Price Trends of HDDs Vs. SSDs
That is the question.
By Jean Jacques Maleval | December 6, 2010 at 2:49 pmEverybody prefers SSDs to HDDs because flash drives have all better specs, but costs (and limited number of write cycles). Today’s main analysis is to look at the trend of prices between the two technologies to find tomorrow’s winner.
To try answer to this crucial question, we looked at two conferences, SSD vs HDD $/GB in Retail at Flash Memory Summit 2010 last August at Santa Clara,CA and HDD Areal Density & The Low Price Limbo, last September at Diskcon in the same city by PriceG2, Inc.
This market research firm tracks the retail industry products – currently HDDs, SSDs, USB keys and flash cards – on Internet to create intelligence for its clients. His president, Andy Higginbotham, was formerly senior director, marketing for WD, and director, sales and marketing for Samsung’s HDD division.
The most interesting comparison is between 2.5-inch HDDs and SSDs where the battle is concentrating for notebooks.
Higginbotham said that: "The lowest retail price for a 256GB SSD is currently at a 13X premium over a 250GB HDD in 3Q10," respectively "$520 and $39.99".
At the question "Are SSD’s going to take over the HDD world any time soon?", he answered: "It’s going to be a while. While SSD’s have sustained 50% year-on-year price reductions in the past, flash foundry owners are giving guidance (August 2010) of 18% reduction in 2011 and 38% reduction in 2012. If this is the case, then in 2012, with $49 a consumer may buy a 1TB 2.5” drive or an 80GB SSD. Still a big gap."
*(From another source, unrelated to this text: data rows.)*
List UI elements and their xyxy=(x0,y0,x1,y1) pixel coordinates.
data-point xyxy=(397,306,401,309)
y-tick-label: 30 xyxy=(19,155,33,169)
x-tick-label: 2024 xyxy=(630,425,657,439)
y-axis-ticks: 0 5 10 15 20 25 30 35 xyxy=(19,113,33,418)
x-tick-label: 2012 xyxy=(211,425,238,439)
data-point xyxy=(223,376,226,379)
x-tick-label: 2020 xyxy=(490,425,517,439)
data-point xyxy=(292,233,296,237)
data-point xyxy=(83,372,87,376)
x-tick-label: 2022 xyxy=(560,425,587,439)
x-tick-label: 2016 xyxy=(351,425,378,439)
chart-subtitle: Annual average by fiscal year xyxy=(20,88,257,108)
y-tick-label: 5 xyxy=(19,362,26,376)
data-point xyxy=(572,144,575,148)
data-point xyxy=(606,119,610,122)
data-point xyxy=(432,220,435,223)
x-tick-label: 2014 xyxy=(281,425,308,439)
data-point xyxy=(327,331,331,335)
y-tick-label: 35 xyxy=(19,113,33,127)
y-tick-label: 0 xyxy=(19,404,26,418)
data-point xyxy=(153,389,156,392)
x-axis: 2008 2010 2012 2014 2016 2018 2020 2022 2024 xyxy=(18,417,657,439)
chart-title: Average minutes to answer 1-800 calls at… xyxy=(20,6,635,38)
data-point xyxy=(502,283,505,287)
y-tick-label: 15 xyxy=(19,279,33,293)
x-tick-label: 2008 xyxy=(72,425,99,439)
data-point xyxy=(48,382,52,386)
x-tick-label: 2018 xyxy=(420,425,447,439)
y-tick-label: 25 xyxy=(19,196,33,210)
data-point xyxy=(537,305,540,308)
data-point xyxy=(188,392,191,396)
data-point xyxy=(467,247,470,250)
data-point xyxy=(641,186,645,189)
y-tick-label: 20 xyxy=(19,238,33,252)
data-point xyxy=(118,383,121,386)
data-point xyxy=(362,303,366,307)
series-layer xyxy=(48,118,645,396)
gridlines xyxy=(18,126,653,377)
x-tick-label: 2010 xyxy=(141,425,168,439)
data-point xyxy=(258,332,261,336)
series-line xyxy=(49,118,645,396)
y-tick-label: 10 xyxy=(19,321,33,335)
During the presentations, he published the following table (we calculated the ratio):
Lowest $/GB (Brand new in retail)
2007 |
2008 | 2009 | 2010 | 2011 | 2012 | |
2.5-inch HDD | 0.79 | 0.53 | 0.22 | 0.16 | 0.08 | 0.05 |
SSD | – | 12.50 | 1.95 | 1.19 | 0.98 | 0.60 |
Ratio | NA | x24 | x9 | x7 | x12 | x12 |
(Source: PrceG2)
He noted a dramatic decrease in retail SSD $/GB starting in 2007 and forecasts that for 2011-2012, the yearly reduction of flash memory will be at around 50%, implicating that we may have 80GB SSD in 2012 for only $23 (= $0.29/GB * 80GB).
"2012 may be pivotal year when SSD makes dramatic unit shipments increase", he concluded.